The Glory of Children
"Children's children are the crown of old men; and the glory of children are their fathers." Prov.17.6
I ran across this verse this morning and thought how evident this is in our family. There is nothing my dad enjoys more than his grandkids. And truly Sami's glory is her dad. I am blessed beyond words by my own amazing dad and Papa to my girls, and the dad my husband is to our daughters.
We had a great day yesterday at my parents'. Some friends came and spent the day with us, it was hot but not humid and we got to enjoy being outside all day. Like my dad, who is always able to enjoy the moment, says, "This side of Heaven, life can't get any better than this."
Speaking of dads I suppose it's fitting that my Time With Him this morning was related to a conversation with my dad yesterday:
It was a question related to hurt, as we sat around the table outside last night, me wondering aloud, again, how . . . well, just this:
Dad said that he's been studying Matthew and how around chapters 11 and 12 there is a shift in Jesus' ministry, as he has been rejected in chapter 11 and at the end of the chapter says, "Come unto me, all ye that labour and are heavy laden, and I will give you rest. Take my yoke upon you, and learn of me; for I am meek and lowly in heart: and ye shall find rest unto your souls. For my yoke is easy, and my burden is light."

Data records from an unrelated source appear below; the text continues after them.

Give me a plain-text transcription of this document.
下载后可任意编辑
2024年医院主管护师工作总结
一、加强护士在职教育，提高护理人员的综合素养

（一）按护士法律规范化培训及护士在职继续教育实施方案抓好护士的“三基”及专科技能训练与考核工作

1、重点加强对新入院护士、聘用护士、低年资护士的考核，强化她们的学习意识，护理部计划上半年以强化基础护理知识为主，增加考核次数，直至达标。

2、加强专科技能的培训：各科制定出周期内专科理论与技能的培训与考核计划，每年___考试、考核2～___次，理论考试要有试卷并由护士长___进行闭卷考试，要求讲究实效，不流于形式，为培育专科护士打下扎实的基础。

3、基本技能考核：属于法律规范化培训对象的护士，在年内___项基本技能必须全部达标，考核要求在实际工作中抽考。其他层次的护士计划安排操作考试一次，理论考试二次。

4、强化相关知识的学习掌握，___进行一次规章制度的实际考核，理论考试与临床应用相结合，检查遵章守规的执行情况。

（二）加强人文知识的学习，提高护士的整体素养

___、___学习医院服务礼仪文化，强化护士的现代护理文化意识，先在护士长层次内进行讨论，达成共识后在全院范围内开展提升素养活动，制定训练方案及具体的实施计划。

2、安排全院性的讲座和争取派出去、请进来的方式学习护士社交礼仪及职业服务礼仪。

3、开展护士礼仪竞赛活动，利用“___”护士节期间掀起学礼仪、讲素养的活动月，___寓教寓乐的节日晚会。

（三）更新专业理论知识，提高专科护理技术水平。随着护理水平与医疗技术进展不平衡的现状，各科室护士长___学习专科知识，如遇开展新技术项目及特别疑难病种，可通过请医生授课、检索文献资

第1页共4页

So this is what he does with rejection. Meekness. Lowliness. Care of the suffering, relief of burdens, rest. He connects his hurt with hurting people, identifies himself with those who are weak, alone, oppressed. This helps me to know where to go with life's rejections. The choice, in these moments, is to become hard with self-protection, or to accept the hurt and allow it to make you weak. Hardness leads to bitterness. Weakness, in turn, leads to compassion. Our human tendency is to toughen up, to hide. Christ's example is the exact opposite. Grief is necessary. Heaviness connects us with Christ, and Christ is always connected to the humble, suffering, oppressed . . . He invites any willing to admit their weariness into Rest. Any willing to release their heavy burden are offered a new and easy yoke with Him . . . chapter 12 finds Jesus with his disciples in a field, plucking corn and eating it on the Sabbath. (The imagery of yoked oxen strikes here . . . but the yoke is no longer for labor. Now, yoked together with Christ, it is for feasting). Ah, but he is Lord even of the sabbath. This new yoke? Mercy, not sacrifice.
The invitation was there in Isaiah:
Ho, every one that thirsteth, come ye to the waters, and he that hath no money; come ye, buy, and eat; yea, come, buy wine and milk without money and without price. . . Hearken diligently unto me, and eat ye that which is good, and let your soul delight itself in fatness.